To my fellow Kansans:
Taxes – a word that generates loathing among many; at best it’s often portrayed as a necessary evil. George Lakoff, linguist and UC Berkeley professor, has pointed out that politicians like to promise us “relief” from taxes, as if they’re providing relief from a headache. But that relief comes with the price of cutting our services and benefits.
Taxes fund our police and fire departments, parks, public libraries, armed forces, and the list goes on. Particularly important is public education, one of the bedrocks of U.S. democracy. Every time we cut taxes we degrade the quality of these services. “Taxes, after all,” as Franklin D. Roosevelt stated, “are dues that we pay for the privileges of membership in an organized society.”
While we Americans subscribe to the ideal of pulling ourselves up by our own bootstraps, we never-the-less are social creatures. We live in large groups, relying on others for many of our needs. We don’t build or maintain our own roads, we have but to turn on a faucet for good quality water, and most of us don’t school our own children. This pooling of resources and the resulting services and benefits (and jobs) provided, are part of our written and unwritten norms; they help bind our society together.
To be sure, balance must be maintained between inadequate vs. overbearing taxation. However, our state has generally moved farther into the inadequate side over the last decade. During that time, according to Rep. Jim Ward, our legislature has cut taxes by $12 billion, with an additional $4 billion in sales tax exemptions.
Yet many in the legislature refuse to consider that additional revenues are required to maintain needed services and benefits. Instead we are to rely on additional cuts and a reduction of state employee salaries and benefits. And since the majority of our state’s budget goes to education and social services, you can see where the brunt of the burden will fall – squarely on the backs of those with the least say.

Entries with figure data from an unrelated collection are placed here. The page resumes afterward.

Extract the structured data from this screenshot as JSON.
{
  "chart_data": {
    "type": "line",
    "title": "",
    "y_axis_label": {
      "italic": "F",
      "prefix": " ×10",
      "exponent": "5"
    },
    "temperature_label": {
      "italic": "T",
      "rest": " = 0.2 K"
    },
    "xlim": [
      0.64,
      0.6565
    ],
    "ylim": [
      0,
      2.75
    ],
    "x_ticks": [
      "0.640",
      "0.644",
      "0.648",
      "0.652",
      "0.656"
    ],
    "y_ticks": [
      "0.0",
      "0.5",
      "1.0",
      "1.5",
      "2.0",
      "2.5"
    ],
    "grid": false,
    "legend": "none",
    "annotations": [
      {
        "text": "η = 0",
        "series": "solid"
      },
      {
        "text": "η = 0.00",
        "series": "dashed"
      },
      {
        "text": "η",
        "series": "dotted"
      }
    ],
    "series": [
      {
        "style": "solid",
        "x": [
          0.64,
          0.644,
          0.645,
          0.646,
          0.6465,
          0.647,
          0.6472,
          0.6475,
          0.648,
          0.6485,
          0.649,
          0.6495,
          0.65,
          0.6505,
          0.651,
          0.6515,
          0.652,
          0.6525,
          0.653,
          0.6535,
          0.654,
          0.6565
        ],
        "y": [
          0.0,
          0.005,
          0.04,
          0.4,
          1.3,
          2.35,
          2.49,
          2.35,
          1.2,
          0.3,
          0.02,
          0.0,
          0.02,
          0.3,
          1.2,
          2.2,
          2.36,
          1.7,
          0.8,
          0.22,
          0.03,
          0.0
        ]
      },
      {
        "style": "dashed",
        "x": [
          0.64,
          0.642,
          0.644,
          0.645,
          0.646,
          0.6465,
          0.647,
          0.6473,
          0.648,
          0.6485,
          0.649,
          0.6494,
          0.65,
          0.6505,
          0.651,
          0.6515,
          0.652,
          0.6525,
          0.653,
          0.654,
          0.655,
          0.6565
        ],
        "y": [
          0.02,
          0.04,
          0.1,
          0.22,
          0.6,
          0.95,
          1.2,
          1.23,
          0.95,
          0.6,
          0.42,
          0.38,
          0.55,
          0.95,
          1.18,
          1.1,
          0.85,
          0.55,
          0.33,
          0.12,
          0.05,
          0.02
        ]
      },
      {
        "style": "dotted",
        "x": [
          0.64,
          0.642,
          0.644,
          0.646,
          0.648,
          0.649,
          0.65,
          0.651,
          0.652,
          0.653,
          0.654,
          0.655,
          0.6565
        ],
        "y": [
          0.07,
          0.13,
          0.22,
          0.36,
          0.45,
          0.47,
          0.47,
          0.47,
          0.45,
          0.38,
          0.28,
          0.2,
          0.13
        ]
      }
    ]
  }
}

Whether tax cuts and exemptions generate jobs is debatable. At best it’s a highly contextual outcome dependent on a mix of factors – social/cultural, economic, and otherwise. What isn’t debatable, however, is the job loss resulting from continued cuts and exemptions. According to a February 28th Wichita Eagle article, Wichita estimates it would cut 320 full-time education positions. And tragically such scenarios are being repeated all over the state.
As a Kansan, I’m willing to pay for the service of quality education for my children and for my neighbors’ children. I’m willing to pay for the benefit of higher property values resulting from having good quality neighborhood schools. And the last decade of cuts and exemptions surely has allowed for revenue generation that distributes the burden fairly across the state relative to income, and minimizes negative impacts on business creation and growth. If you feel the same, I urge you to contact your legislators with this message – otherwise we’re putting our state’s future, and that of our children, at risk.